Tagore wrote this piece in 1922, at the very first signs that India might emerge from a 400-year period of colonial/capitalist/foreign rule.
meanwhile, he notes that
The political and commercial adventures carried on by Western races—very often by force and against the interest and wishes of the countries they have dealt with—have created a moral alienation, which is deeply injurious to both parties
Western cultural modes and thought, according to Tagore (and I borrow from elsewhere in his speech here),
[become] an impediment when taken into different surroundings, just as when lungs are given to the whale in the sea.
in the design of his own educational mechanism, Tagore offers a contrasting directive:
in our centre of Indian learning, we must provide for the co-ordinate study of all these different cultures,—the Vedic, the Puranic, the Buddhist, the Jain, the Islamic, the Sikh and the Zoroastrian. The Chinese, Japanese, and Tibetan will also have to be added
however, Tagore offers few clues in these essays how these different studies will be “co-ordinated.” although we can infer from Tagore’s general ideas about oneness and unity that these studies will be somehow integrative, we have no idea how different cultures will be related to each other, or contrasted, if at all.
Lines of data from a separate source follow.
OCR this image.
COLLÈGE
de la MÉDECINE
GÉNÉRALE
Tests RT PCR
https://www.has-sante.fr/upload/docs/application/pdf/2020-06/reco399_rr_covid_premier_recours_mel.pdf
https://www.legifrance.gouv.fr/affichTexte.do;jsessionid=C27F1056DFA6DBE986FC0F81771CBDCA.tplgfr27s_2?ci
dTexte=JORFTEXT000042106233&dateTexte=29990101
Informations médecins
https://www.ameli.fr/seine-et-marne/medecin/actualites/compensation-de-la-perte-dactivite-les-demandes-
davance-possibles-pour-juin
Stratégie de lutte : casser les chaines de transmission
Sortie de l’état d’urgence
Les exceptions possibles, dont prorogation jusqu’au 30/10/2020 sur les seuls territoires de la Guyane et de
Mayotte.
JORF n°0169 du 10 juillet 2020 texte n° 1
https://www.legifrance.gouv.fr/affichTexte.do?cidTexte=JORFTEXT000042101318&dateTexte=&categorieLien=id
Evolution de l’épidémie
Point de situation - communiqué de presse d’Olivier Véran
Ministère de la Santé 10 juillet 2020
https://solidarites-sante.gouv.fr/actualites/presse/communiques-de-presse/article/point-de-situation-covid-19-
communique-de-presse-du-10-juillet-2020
can’t the integrative study of external cultures be, in its own way, colonial? instead of taking your culture and bringing it elsewhere, you absorb the culture of others, thus blurring the line between you and they. not that there aren’t advantages of integrating across cultural lines, especially in a multiethnic state like India, but doesn’t Tagore’s point about lungs and whales still have some bearing?